I'm wearing the 日本 t-shirt today, and when my friend saw me sitting there, wearing that shirt, in a Japanese restaurant, drinking a bottle of Oi Ocha, the sight struck him as so absurdly Japanese he burst out laughing and couldn't help but snap a photo.

Three weeks later, I'm strolling past the burger joint when I see my friend who works there, and stop in to say hi. She's a bit of an interesting story. She's going to my Canadian university, now, and her long-term plan is Canada. And of course, if you graduate from a Canadian university, that's a quick ticket to permanent residency. Her problem right now is money, because tuition for international students is exorbitant. I know another guy, a tourism student, whose dream is to do tourism stuff in Hawaii. It makes a lot of sense, if you know a bit about Japan and Hawaii. There's a lot of parallels between our respective dreams, a lot of commiseration – and mutual support – to be had.

Talking with the girl from the burger joint, it turns out a Japanese girl who lived here back in fall 2011 is in town for a visit. She was with a group all from the same university who were here for a semester each. Kinda weird how that worked out, but it was nice. I had them, I had Japanese Club, I had President – we were still just friends back then – and I was taking six classes (the standard being four), so I never wanted for companionship, entertainment, or purpose. And all the while of course, I was prepping for my ryuugaku the following year, so everything I did, every hour of laying groundwork or studying Japanese, took on added weight in my own mind.

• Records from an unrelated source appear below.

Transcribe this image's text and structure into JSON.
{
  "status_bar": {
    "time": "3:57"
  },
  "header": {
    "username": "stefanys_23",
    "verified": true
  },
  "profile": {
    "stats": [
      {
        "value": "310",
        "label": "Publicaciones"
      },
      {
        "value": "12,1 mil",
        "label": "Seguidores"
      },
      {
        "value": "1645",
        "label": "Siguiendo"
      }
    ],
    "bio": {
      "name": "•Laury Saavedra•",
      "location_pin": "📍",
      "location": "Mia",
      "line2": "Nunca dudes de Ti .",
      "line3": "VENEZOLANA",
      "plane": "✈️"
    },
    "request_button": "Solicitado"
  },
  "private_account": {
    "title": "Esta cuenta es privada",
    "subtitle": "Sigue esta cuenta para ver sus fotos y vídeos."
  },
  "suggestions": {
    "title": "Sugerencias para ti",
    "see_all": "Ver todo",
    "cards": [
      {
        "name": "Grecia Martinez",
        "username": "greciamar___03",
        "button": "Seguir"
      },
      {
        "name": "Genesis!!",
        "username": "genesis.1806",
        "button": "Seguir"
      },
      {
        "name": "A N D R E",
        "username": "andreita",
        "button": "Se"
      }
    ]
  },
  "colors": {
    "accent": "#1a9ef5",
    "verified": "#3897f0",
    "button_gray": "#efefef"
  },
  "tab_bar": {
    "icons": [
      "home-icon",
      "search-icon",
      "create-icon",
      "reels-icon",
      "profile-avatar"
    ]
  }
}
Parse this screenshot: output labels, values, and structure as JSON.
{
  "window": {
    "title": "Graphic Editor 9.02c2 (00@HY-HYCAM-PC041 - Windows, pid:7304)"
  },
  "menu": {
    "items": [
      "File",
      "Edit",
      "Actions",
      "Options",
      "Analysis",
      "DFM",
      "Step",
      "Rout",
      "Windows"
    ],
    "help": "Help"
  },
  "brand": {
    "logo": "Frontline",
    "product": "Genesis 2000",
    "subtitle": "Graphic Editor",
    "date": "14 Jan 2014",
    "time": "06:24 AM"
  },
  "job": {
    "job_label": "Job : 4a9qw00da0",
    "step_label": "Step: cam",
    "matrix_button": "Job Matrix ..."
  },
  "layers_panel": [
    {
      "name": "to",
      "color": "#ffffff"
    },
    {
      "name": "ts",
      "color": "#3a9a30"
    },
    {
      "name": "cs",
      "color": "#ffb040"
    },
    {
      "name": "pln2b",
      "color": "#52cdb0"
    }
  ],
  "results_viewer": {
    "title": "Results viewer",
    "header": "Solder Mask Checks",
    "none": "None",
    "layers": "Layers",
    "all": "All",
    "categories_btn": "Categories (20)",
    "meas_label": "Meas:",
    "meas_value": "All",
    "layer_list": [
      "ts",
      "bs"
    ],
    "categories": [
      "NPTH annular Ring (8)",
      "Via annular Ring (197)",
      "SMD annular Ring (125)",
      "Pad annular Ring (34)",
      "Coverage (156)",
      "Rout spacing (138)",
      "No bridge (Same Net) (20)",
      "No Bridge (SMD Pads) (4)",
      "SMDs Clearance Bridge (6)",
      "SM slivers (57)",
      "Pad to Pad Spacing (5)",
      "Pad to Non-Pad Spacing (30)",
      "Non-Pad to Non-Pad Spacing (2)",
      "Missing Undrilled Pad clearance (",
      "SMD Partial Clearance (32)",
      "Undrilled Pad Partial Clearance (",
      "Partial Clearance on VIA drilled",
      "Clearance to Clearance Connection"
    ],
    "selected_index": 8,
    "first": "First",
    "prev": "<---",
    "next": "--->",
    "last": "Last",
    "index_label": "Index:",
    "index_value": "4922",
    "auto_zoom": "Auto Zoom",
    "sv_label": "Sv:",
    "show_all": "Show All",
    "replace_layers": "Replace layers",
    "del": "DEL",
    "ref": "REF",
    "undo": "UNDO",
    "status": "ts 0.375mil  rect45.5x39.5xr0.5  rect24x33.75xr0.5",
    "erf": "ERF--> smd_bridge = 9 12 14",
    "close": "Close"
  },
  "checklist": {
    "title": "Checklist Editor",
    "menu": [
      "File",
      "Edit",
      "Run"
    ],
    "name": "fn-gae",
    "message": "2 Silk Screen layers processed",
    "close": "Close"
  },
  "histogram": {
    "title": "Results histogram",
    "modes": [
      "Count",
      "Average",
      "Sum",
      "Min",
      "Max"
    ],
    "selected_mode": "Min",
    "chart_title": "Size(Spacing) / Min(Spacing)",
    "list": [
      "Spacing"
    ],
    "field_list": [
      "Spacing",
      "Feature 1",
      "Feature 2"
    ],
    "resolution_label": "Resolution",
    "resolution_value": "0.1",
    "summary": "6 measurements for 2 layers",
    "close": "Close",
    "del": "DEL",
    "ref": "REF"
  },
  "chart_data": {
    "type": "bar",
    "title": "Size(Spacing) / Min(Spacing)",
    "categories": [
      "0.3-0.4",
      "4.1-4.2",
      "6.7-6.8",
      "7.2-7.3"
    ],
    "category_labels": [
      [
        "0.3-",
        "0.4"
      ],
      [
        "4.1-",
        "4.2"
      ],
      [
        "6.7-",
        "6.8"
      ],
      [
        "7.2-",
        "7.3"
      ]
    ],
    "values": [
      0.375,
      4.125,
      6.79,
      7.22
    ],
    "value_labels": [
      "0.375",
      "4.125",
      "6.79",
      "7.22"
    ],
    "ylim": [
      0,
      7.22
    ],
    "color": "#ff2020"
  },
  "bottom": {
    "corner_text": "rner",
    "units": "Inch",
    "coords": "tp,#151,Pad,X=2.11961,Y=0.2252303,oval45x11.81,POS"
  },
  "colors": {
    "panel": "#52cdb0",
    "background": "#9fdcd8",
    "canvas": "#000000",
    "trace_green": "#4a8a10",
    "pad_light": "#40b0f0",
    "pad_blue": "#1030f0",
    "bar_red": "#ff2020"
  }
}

My friend told me our guest wanted to see me if she could. I told her it probably made more sense for her to tell me so rather than wait for a random encounter, she promised she'd tell her so, I looked forward to hearing from her, and then completely forgot about it until two days later, when we actually did meet in a random encounter. She's doing well. Since I last saw her, she's graduated university and become a systems engineer at a decent company in central Toukyou. But, she wonders, will she be able to keep working there when she gets married and has children?

Lately it's hard not to feel like everyone I know is both younger and more successful than me. It's discouraging. Even most of the people from English Club are now getting job offers from desirable companies. Anyone my age who is still in school has moved on to graduate studies and will be well-positioned indeed once they wrap that up. Meanwhile I've spent approximately nine decades working on a degree that will be mostly worthless when I finally complete it, at which point I will have virtually no marketable skills or experience. Painfully, President is at this very moment living the life I've always wanted, without me. I'm not jealous – really. We're a team, we share in our successes. But I want so badly to be there doing it with her.


But I have tangible, achievable goals. For the first time in a while, I can almost see things coming together. And it was invigorating to see my old friends. You take whatever victories you can seize.